Samples from asteroid Bennu contain A, G, C, T & U nucleotide bases, and 14 of 20 amino acids used by life — but while we use only left-handed versions of these molecules, Bennu has a roughly equal L/R mixture, puncturing theories that the bias on Earth came from an initial cosmic seeding.

https://www.nature.com/articles/d41586-025-00264-3

Asteroid fragments upend theory of how life on Earth bloomed

Samples from Bennu contain the chemical building blocks of life — but with a twist.

@gregeganSF It also confirms that these can be produced by non-life processes.
@dagelf @gregeganSF Because life processes are known to propagate the chirality of molecules, once established. It all derives from the original chirality of DNA, or whatever molecule served as genetic carrier on the hypothesized parent body of Benno.
It is true though that we already knew this for some organic molecules thanks to lab experiments going back to Miller-Urey. The interesting thing is finding one natural environment in which this happened.
@martinvermeer @dagelf @gregeganSF I wouldn't use the term 'confirm' though, I mean, life could use, and produce both. Isn't an abundance of such nucleotides most likely attributable to living processes? As is an imbalance?

@dagelf @gregeganSF No, that's not how this works. Yes, in the original pre-biotic 'soup' there will be a 50/50 mix, racemic. But the moment anything self-replicating appears, it will be either/or. And as it spreads, it imposes its chirality on the whole pool of organic materials. And note that also natural selection kicks in: if multiple self-replicators of differing chirality appear simultaneously, one of them will eventually win out and become the 'latest common ancestor' of all life on that planet.

So, a racemic mix is not a problem: abiotic origin. Also a pure one-chirality mix is easy: biotic origin. But, a slightly non-racemic mix poses a problem...

@martinvermeer @dagelf @gregeganSF My thinking would be that yes a prebiotic mix would be 50/50, but would also likely not produce much, where as soon as its biotic there would be an explosion of production...

I'm curious, how can we be sure that life would pick only one? Surely they should be able to compete effectively, much like different species do... even not at all, if they need different resources to propogate? I'm probably lacking some fundamental knowledge about this though...

@dagelf @gregeganSF One possibility is that the reservoir consists of geometrically separated sub-domains, and different replicators of different chirality would take over only the separate parts.

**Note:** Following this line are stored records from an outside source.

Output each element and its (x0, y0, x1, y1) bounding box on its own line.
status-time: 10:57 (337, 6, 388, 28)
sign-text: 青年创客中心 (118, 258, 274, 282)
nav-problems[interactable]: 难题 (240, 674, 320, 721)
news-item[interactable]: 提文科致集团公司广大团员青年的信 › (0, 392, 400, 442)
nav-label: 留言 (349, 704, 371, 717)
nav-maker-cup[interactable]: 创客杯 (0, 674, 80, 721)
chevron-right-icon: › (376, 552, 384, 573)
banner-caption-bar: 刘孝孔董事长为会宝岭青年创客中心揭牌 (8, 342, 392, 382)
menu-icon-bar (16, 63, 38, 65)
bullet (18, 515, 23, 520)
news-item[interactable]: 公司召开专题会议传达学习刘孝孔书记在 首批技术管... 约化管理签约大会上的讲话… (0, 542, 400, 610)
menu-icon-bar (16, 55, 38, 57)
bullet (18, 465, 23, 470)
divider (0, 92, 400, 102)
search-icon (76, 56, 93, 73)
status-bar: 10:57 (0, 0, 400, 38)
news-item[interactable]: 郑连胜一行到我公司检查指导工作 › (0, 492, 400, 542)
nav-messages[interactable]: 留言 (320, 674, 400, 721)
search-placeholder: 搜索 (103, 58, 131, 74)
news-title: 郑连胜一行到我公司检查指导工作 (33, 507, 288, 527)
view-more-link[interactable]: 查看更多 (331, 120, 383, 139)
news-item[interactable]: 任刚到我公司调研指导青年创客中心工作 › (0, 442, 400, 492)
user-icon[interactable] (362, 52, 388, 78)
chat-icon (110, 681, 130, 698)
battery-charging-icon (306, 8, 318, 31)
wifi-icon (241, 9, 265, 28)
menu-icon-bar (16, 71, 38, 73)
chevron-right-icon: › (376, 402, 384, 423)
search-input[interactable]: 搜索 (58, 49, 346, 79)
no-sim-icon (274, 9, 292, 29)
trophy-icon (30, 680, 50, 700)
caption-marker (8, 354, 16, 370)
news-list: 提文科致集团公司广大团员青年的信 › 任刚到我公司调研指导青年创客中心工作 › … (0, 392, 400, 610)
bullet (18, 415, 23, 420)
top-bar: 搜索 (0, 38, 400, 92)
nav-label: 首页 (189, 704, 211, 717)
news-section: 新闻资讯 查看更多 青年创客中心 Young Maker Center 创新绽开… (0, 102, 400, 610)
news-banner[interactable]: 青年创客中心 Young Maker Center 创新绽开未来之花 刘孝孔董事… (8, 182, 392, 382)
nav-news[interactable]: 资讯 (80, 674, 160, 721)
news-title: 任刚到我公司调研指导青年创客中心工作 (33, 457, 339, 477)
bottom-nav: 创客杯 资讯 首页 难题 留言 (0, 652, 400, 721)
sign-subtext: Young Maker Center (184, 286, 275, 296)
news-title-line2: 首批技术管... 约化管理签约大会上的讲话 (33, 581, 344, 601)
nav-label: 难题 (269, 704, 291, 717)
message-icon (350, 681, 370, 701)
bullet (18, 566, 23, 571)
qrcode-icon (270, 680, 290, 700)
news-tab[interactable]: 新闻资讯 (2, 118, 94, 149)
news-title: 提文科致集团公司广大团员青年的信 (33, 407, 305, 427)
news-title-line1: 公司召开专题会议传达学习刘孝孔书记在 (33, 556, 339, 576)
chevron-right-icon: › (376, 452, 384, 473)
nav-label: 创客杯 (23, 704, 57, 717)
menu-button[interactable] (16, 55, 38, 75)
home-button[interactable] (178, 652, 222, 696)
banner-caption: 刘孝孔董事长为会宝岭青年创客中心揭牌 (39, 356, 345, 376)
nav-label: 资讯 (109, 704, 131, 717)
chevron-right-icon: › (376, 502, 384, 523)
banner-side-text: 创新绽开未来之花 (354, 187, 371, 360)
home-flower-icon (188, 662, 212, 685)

But as soon as you have life spreading though one world ocean, this is no longer the case, and there will at some point be one latest common ancestor for the whole ocean. Of course even then, small isolated sub-domains may survive, though on a tectonically active planet typically not long, cf. Lake Vostok...

BTW one way in which a slightly non-racemic mix could originate is if the parent body disintegrates at a point when still primitive life has only taken over a small part of the reservoir, and gets mixed with the prebiotic rest.